Son action s’inscrit dans le traumatisme provoqué par le sac d’Alexandrie en 1365, perpétré par les troupes du roi de Chypre Pierre Ier de Lusignan. Sollicitée par le sultan mamelouk Ashraf Shaaban, l’aide du Maroc mérinide permit à Ibrahim Tazi de réorganiser la défense navale. Reçu au Caire, il mena une expédition audacieuse contre Chypre, attaquant notamment Famagouste, avant de rentrer victorieux à Alexandrie en 1368.
Les chroniqueurs al-Nuwayri et al-Maqrizi décrivent son retour triomphal et soulignent le rôle central des marins marocains, alors réputés maîtres de l’art de la navigation.
À travers lui se dessine une Méditerranée où le Maroc pesait militairement, y compris sur les fronts orientaux, incarnant l’un des moments les plus aboutis de l’engagement marocain sur la scène méditerranéenne orientale.
À côté de cette projection militaire et maritime, une autre circulation, plus discrète mais tout aussi structurante, s’opéra le long des routes intérieures du Maghreb et de l’Ifriqiya.
Entre l’Égypte et l’Occident islamique, la Libye joua longtemps le rôle de zone de passage et d’ancrage. C’est dans cet espace charnière que s’inscrit le parcours singulier d’Ahmed Zarrouq.

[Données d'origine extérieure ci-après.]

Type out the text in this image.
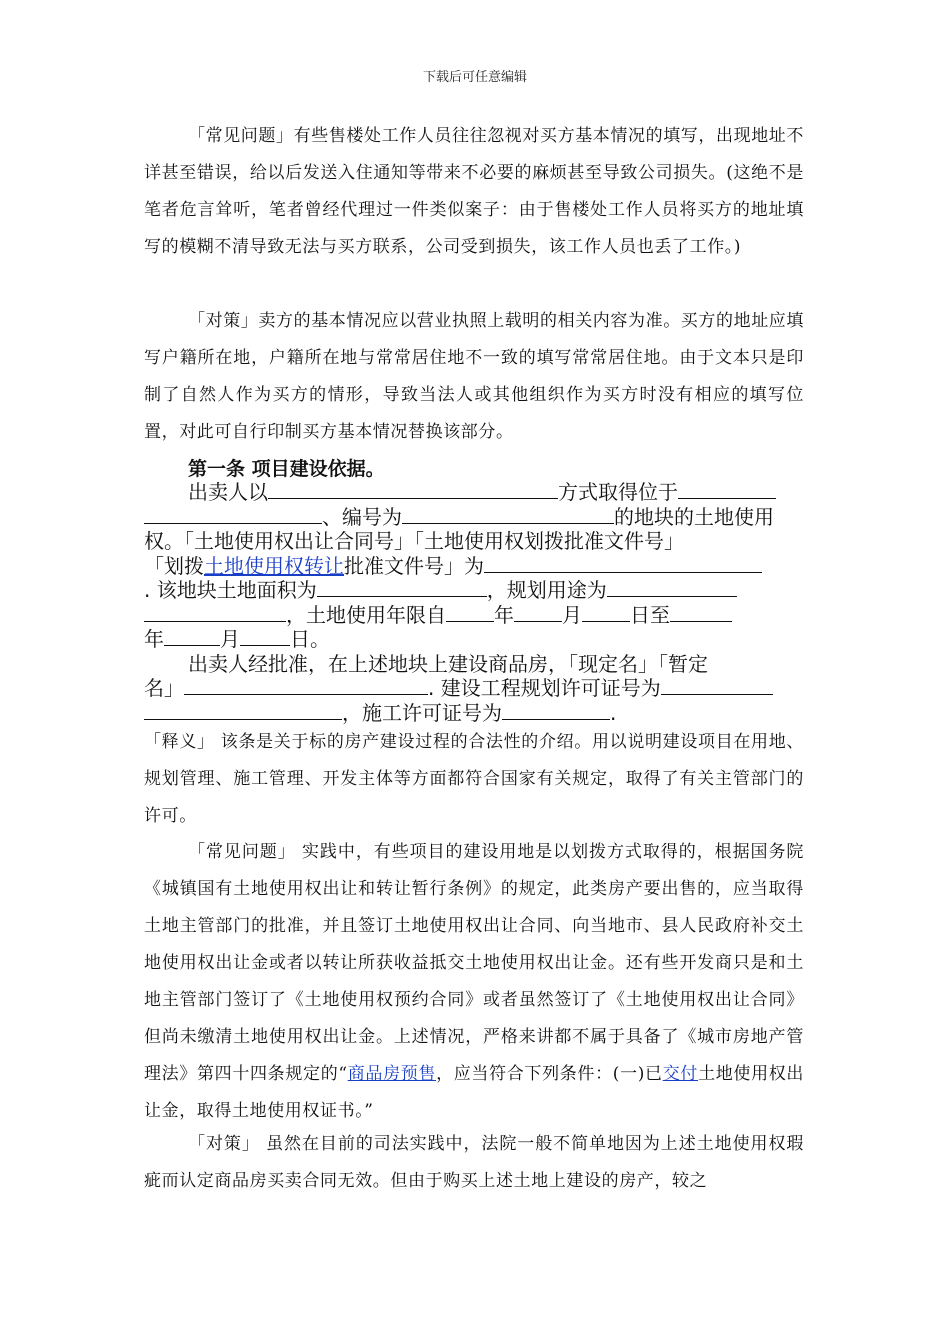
下载后可任意编辑

「常见问题」有些售楼处工作人员往往忽视对买方基本情况的填写，出现地址不详甚至错误，给以后发送入住通知等带来不必要的麻烦甚至导致公司损失。(这绝不是笔者危言耸听，笔者曾经代理过一件类似案子：由于售楼处工作人员将买方的地址填写的模糊不清导致无法与买方联系，公司受到损失，该工作人员也丢了工作。)

「对策」卖方的基本情况应以营业执照上载明的相关内容为准。买方的地址应填写户籍所在地，户籍所在地与常常居住地不一致的填写常常居住地。由于文本只是印制了自然人作为买方的情形，导致当法人或其他组织作为买方时没有相应的填写位置，对此可自行印制买方基本情况替换该部分。

第一条 项目建设依据。
出卖人以	方式取得位于
、编号为	的地块的土地使用
权。「土地使用权出让合同号」「土地使用权划拨批准文件号」
「划拨土地使用权转让批准文件号」为
. 该地块土地面积为	，规划用途为
，土地使用年限自 年 月 日至
年	月	日。
出卖人经批准，在上述地块上建设商品房，「现定名」「暂定
名」	. 建设工程规划许可证号为
，施工许可证号为	.

「释义」 该条是关于标的房产建设过程的合法性的介绍。用以说明建设项目在用地、规划管理、施工管理、开发主体等方面都符合国家有关规定，取得了有关主管部门的许可。

「常见问题」 实践中，有些项目的建设用地是以划拨方式取得的，根据国务院《城镇国有土地使用权出让和转让暂行条例》的规定，此类房产要出售的，应当取得土地主管部门的批准，并且签订土地使用权出让合同、向当地市、县人民政府补交土地使用权出让金或者以转让所获收益抵交土地使用权出让金。还有些开发商只是和土地主管部门签订了《土地使用权预约合同》或者虽然签订了《土地使用权出让合同》但尚未缴清土地使用权出让金。上述情况，严格来讲都不属于具备了《城市房地产管理法》第四十四条规定的“商品房预售，应当符合下列条件：(一)已交付土地使用权出让金，取得土地使用权证书。”

「对策」 虽然在目前的司法实践中，法院一般不简单地因为上述土地使用权瑕疵而认定商品房买卖合同无效。但由于购买上述土地上建设的房产，较之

Son itinéraire épouse les soubresauts du XVème siècle marocain, entre chute des Mérinides, troubles wattassides et montée des puissances étrangères.

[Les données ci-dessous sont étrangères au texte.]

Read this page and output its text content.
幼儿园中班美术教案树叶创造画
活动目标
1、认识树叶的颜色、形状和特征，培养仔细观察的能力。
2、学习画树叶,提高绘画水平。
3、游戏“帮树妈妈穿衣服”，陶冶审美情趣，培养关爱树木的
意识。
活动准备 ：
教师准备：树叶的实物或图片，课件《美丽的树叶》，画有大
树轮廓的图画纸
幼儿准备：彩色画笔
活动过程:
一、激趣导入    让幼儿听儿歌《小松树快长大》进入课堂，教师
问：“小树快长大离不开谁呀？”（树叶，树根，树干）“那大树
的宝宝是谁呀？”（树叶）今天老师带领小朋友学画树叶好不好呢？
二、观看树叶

Formé à Fès, à Béjaïa, à Tunis, au Caire et à al-Azhar, il enseigna devant des milliers d’auditeurs avant de se fixer près de Misrata, sur les routes caravanières du Maghreb, où il mourut en 1493.
Le village qui porte aujourd’hui son nom conserve sa zaouïa, sa mosquée et une tradition vivante de transmission. À travers son œuvre abondante et la voie Zarrouqiya, branche de la Chadiliya, il laissa un héritage fondé sur un équilibre rigoureux entre connaissance extérieure et purification intérieure.

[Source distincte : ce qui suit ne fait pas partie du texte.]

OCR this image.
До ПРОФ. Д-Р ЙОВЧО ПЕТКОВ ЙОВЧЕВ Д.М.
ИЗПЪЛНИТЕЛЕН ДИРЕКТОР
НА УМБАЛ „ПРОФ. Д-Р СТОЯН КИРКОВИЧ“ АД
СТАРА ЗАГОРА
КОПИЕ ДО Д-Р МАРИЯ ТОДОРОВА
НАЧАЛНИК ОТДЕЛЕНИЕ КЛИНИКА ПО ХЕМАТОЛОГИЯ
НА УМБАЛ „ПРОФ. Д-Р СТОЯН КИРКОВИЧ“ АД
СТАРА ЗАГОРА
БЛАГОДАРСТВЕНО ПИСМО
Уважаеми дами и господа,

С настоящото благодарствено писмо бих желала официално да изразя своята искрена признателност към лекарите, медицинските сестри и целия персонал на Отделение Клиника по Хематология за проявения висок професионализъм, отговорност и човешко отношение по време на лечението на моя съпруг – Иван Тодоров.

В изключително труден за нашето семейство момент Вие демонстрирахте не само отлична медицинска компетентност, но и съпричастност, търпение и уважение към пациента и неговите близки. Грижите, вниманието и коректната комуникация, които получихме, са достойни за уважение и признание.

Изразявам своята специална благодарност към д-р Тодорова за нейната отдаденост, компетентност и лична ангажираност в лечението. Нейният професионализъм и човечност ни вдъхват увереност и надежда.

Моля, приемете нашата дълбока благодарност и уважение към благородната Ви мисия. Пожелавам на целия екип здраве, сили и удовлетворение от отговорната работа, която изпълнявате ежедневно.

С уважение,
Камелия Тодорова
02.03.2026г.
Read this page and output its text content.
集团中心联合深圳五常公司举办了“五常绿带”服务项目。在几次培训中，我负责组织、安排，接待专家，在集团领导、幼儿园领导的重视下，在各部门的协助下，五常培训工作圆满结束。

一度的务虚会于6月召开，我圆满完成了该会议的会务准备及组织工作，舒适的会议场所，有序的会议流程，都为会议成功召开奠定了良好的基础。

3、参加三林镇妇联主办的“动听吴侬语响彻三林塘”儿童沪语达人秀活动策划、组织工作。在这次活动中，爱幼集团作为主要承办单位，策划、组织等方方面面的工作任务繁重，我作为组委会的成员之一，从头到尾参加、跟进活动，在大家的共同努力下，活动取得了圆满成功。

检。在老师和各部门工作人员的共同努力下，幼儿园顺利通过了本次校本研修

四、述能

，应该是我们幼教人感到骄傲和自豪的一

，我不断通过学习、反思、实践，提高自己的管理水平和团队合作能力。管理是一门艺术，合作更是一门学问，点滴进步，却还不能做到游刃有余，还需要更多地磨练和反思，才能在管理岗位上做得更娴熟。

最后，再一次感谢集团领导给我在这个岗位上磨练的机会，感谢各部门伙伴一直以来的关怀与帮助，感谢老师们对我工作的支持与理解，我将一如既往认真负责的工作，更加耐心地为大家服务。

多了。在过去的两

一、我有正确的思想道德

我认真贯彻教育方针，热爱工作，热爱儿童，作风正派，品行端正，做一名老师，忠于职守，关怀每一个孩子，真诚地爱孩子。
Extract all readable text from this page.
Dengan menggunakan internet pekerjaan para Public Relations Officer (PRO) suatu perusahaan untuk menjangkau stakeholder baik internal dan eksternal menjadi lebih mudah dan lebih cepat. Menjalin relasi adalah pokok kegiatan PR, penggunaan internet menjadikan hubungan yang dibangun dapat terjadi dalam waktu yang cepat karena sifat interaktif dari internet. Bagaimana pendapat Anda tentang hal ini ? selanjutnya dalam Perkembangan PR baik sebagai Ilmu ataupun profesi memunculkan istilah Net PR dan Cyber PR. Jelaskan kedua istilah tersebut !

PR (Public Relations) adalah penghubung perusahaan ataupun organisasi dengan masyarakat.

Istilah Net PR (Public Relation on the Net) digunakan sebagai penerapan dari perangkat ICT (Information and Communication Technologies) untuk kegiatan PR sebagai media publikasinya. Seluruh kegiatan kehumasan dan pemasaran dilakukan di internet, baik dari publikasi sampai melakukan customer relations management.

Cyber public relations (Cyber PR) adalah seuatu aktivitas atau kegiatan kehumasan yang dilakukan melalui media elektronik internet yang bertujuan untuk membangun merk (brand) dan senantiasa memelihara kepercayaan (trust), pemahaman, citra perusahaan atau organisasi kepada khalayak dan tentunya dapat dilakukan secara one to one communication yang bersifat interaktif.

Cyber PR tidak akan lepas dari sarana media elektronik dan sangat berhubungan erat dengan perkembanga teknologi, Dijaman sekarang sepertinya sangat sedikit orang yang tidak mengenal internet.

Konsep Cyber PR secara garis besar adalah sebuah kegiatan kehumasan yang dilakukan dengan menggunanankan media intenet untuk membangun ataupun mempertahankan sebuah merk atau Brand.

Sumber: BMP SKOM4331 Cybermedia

À travers ces destins individuels reliant Fès, Le Caire et les rivages libyens, se dessine une géographie africaine profondément intégrée, structurée par les savoirs, les confréries et les routes caravanières.
Plus au sud, cette dynamique se prolongea durablement dans les villes et les cours du Soudan occidental, où la présence marocaine acquit une ampleur collective et institutionnelle.
Les sources arabes médiévales attestent, de manière concordante, l’existence d’une implantation marocaine structurée, bien au-delà de simples passages individuels.
Elles confirment également le rôle majeur joué par les savants marocains au sein de l’empire du Mali, notamment sous le règne du prestigieux Mansa Moussa, au XIVème siècle.
Soutenus par le pouvoir impérial, plusieurs théologiens originaires du Maroc furent appelés à occuper des fonctions religieuses et judiciaires, à l’image d’Abou al-Abbas Saïd Doukkali, qui exerça la charge de cadi dans la capitale du royaume du Mali sous le règne de Mansa Moussa.
Ces nominations illustrent la confiance accordée aux compétences marocaines, mais aussi l’ancrage profond du Mali médiéval dans l’aire intellectuelle, religieuse et juridique du Maghreb.
Le témoignage du grand voyageur Ibn Battouta vient confirmer cette présence marocaine organisée au cœur du Sahel. Lors de son périple, il rapporte avoir rencontré de nombreux savants marocains, notamment à Takedda (dans l’actuel Niger), où il mentionne le cadi Abou Ibrahim Ishaq al-Janati, ainsi que celui qu’il désigne comme le «cheikh des Marocains», Saïd ben Ali al-Jazouli.
Cette présence marocaine ne saurait être comprise comme une projection isolée ou dominante: elle s’inscrivait dans une circulation continue, nourrie d’apports venus d’Égypte, d’Ifriqiya, du Sahel et d’ailleurs, au sein d’un monde africain largement interconnecté.
Une histoire discrète mais déterminante, qui rappelle que l’Afrique fut longtemps un espace de savoir partagé, bien avant que les stades n’en deviennent l’un des rares théâtres visibles.